2008 Fiscal Year Annual Research Report
シナプス前終末内ミトコンドリアによるシナプス可塑性の制御機構
Project/Area Number |
20650057
|
Research Category |
Grant-in-Aid for Exploratory Research
|
Research Institution | The University of Tokyo |
Principal Investigator |
真鍋 俊也 The University of Tokyo, 医科学研究所, 教授 (70251212)
|
Keywords | 神経伝達物質 / 放出機構 / シナプス前終未 / 短期可塑性 / カルシウム / シナプス伝達 / 遺伝子改変マウス / 海馬 |
Research Abstract |
1. 海馬スライス標本のCA1領域において、細胞外電位記録法を用いて興奮性シナプス応答を記録した。

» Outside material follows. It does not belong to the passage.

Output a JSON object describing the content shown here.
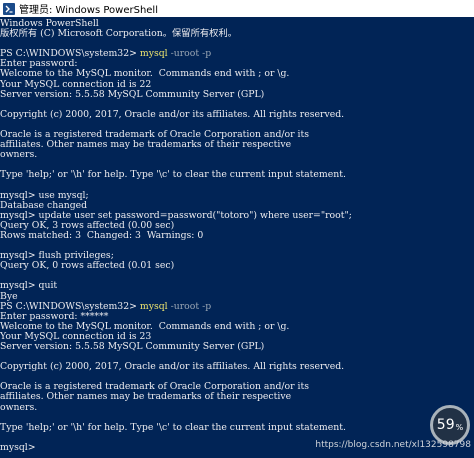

NMDA受容体を阻害した状態で5H_z、3分の刺激を与えると、刺激終了後に二相性の短期可塑性が誘導されることを見出した。早い相では2発刺激促通の現象を伴う短期増強が消失していくところが観察され、遅い相では短期抑圧が徐々に回復していくところが観察された。ミトコンドリアの機能を変化させる種々の薬物によりこの短期可塑性が修飾されることから、これらの短期抑圧ミトコンドリアのカルシウム放出能やエネルギー産生が関与していることが明らかとなった。これまで知られていなかった神経機能におけるミトコンドリアの新たな役割を解明することができた。遺伝子改変マウスなどを用いて、さらに解析を進める予定である。 2. 海馬CA3領域の苔状線維シナプスでは、2発刺激によりきわめて大きな促通が誘導されることが知られている。また、このシナプスにおける長期増強は、神経伝達物質の放出が増加するというシナプス前性の長期的な変化により発現していることもわかっている。このような特性にシナプス前終未内のカルシウムストアーが関与しているか、関与しているとするとどのような機構により影響を及ぼすかについてはよくしられていない。リアノジン受容体を阻害すると、一発刺激によるシナプス前終未内のカルシウム濃度はまったく変化しないが、連続刺激の最中には大きく減少することを見出した。また、免疫電顕の解析から、シナプス前終未ではなく軸索部の滑面小胞体に2型リアノジン受容体が発現していることが明らかとなり、軸索の興奮によるカルシウム上昇により2型リアノジン受容体を介したカルシウム放出が起こることか明らかとなった。これらの結果から、リアノジン受容体を介した新たなシナプス前修飾機構を解明することができた。